Das Unglück ereignete sich nach Angaben der Bahngesellschaft Infrabel gegen 02.00 Uhr zwischen den Orten Schellebelle und Wetteren. Der Zug kam demnach aus den Niederlanden und war auf dem Weg in den Hafen von Gent, als insgesamt sechs der 13 Waggons entgleisten. Durch den Aufprall wurde eine Explosion und ein Brand ausgelöst, der sich über mehrere hundert Meter ausbreitete, wie auf im Fernsehen verbreiteten Amateurvideos zu sehen war.

Feuerwehr ließ Waggons ausbrennen

"Wir hörten einen lauten Knall und sahen dann Flammen", sagte eine Anrainerin dem Fernsehsender RTL-TVI. Die Bewohner im Umkreis von 500 Metern wurden in Sicherheit gebracht. Zahlreiche Rettungskräfte waren im Einsatz. Nach Behördenangaben wurde niemand verletzt, fünf Menschen wurden allerdings mit Beschwerden ins Krankenhaus eingeliefert.
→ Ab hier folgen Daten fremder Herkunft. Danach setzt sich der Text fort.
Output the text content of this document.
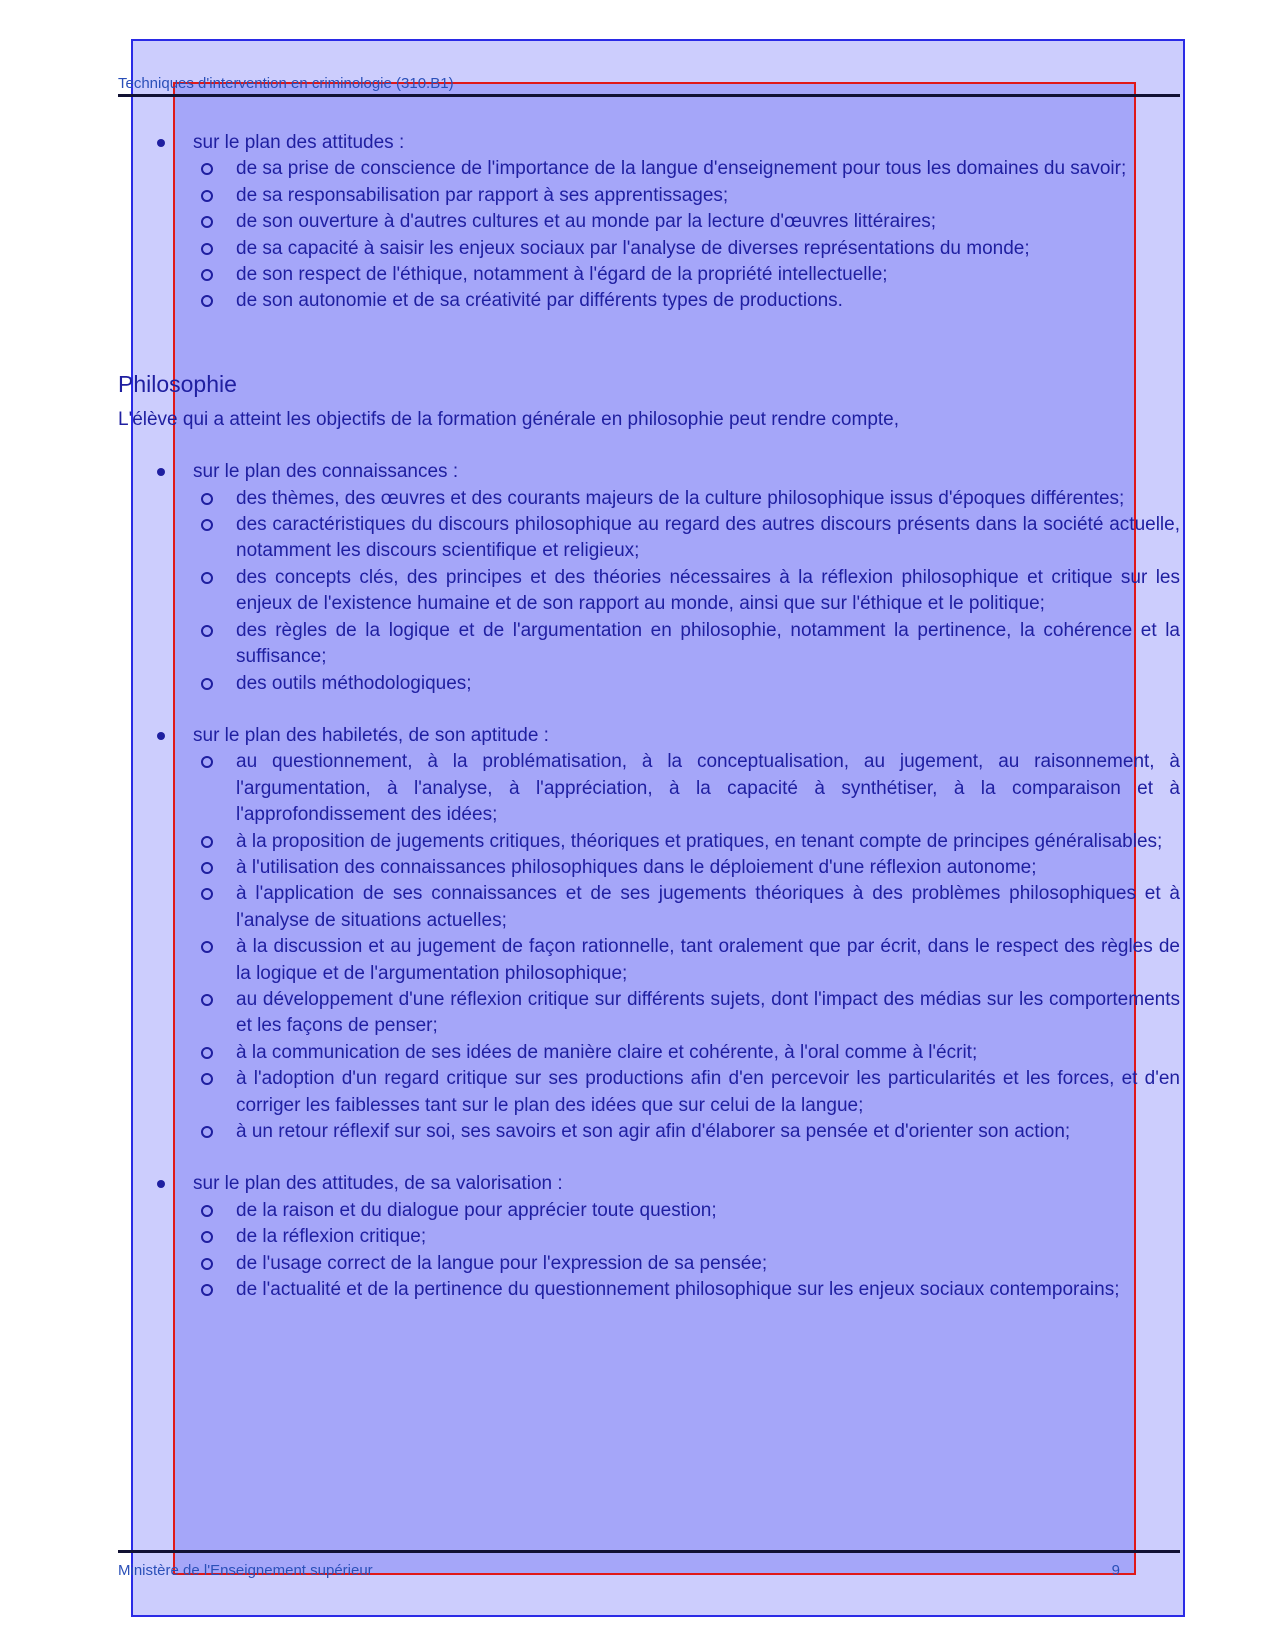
Techniques d'intervention en criminologie (310.B1)
sur le plan des attitudes :
de sa prise de conscience de l'importance de la langue d'enseignement pour tous les domaines du savoir;
de sa responsabilisation par rapport à ses apprentissages;
de son ouverture à d'autres cultures et au monde par la lecture d'œuvres littéraires;
de sa capacité à saisir les enjeux sociaux par l'analyse de diverses représentations du monde;
de son respect de l'éthique, notamment à l'égard de la propriété intellectuelle;
de son autonomie et de sa créativité par différents types de productions.
Philosophie
L'élève qui a atteint les objectifs de la formation générale en philosophie peut rendre compte,
sur le plan des connaissances :
des thèmes, des œuvres et des courants majeurs de la culture philosophique issus d'époques différentes;
des caractéristiques du discours philosophique au regard des autres discours présents dans la société actuelle, notamment les discours scientifique et religieux;
des concepts clés, des principes et des théories nécessaires à la réflexion philosophique et critique sur les enjeux de l'existence humaine et de son rapport au monde, ainsi que sur l'éthique et le politique;
des règles de la logique et de l'argumentation en philosophie, notamment la pertinence, la cohérence et la suffisance;
des outils méthodologiques;
sur le plan des habiletés, de son aptitude :
au questionnement, à la problématisation, à la conceptualisation, au jugement, au raisonnement, à l'argumentation, à l'analyse, à l'appréciation, à la capacité à synthétiser, à la comparaison et à l'approfondissement des idées;
à la proposition de jugements critiques, théoriques et pratiques, en tenant compte de principes généralisables;
à l'utilisation des connaissances philosophiques dans le déploiement d'une réflexion autonome;
à l'application de ses connaissances et de ses jugements théoriques à des problèmes philosophiques et à l'analyse de situations actuelles;
à la discussion et au jugement de façon rationnelle, tant oralement que par écrit, dans le respect des règles de la logique et de l'argumentation philosophique;
au développement d'une réflexion critique sur différents sujets, dont l'impact des médias sur les comportements et les façons de penser;
à la communication de ses idées de manière claire et cohérente, à l'oral comme à l'écrit;
à l'adoption d'un regard critique sur ses productions afin d'en percevoir les particularités et les forces, et d'en corriger les faiblesses tant sur le plan des idées que sur celui de la langue;
à un retour réflexif sur soi, ses savoirs et son agir afin d'élaborer sa pensée et d'orienter son action;
sur le plan des attitudes, de sa valorisation :
de la raison et du dialogue pour apprécier toute question;
de la réflexion critique;
de l'usage correct de la langue pour l'expression de sa pensée;
de l'actualité et de la pertinence du questionnement philosophique sur les enjeux sociaux contemporains;
Ministère de l'Enseignement supérieur	9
Der Zugführer schlug unmittelbar nach dem Unfall Alarm, sodass die Feuerwehr schnell zur Stelle war. Das Feuer brach den Angaben zufolge in drei Behältern mit der giftigen Substanz Acrylnitril aus. Um eine Ausbreitung der giftigen Substanzen zu verhindern, entschied die Feuerwehr, die brennenden Waggons kontrolliert ausbrennen zu lassen. Zwar war das Feuer gegen Samstagmittag unter Kontrolle, Anrainer sollten aber aus Sicherheitsgründen weiter Fenster und Türen geschlossen gehalten.

Die Unglücksursache war zunächst unklar. Die Waggons entgleisten bei einem Schienenwechsel an einer Weiche kurz nach einer Baustelle. Möglicherweise war der Zug mit überhöhter Geschwindigkeit unterwegs. Der Zugverkehr zwischen Schellebelle und Wetteren war nach dem Unfall unterbrochen. (APA, 4.5.2013)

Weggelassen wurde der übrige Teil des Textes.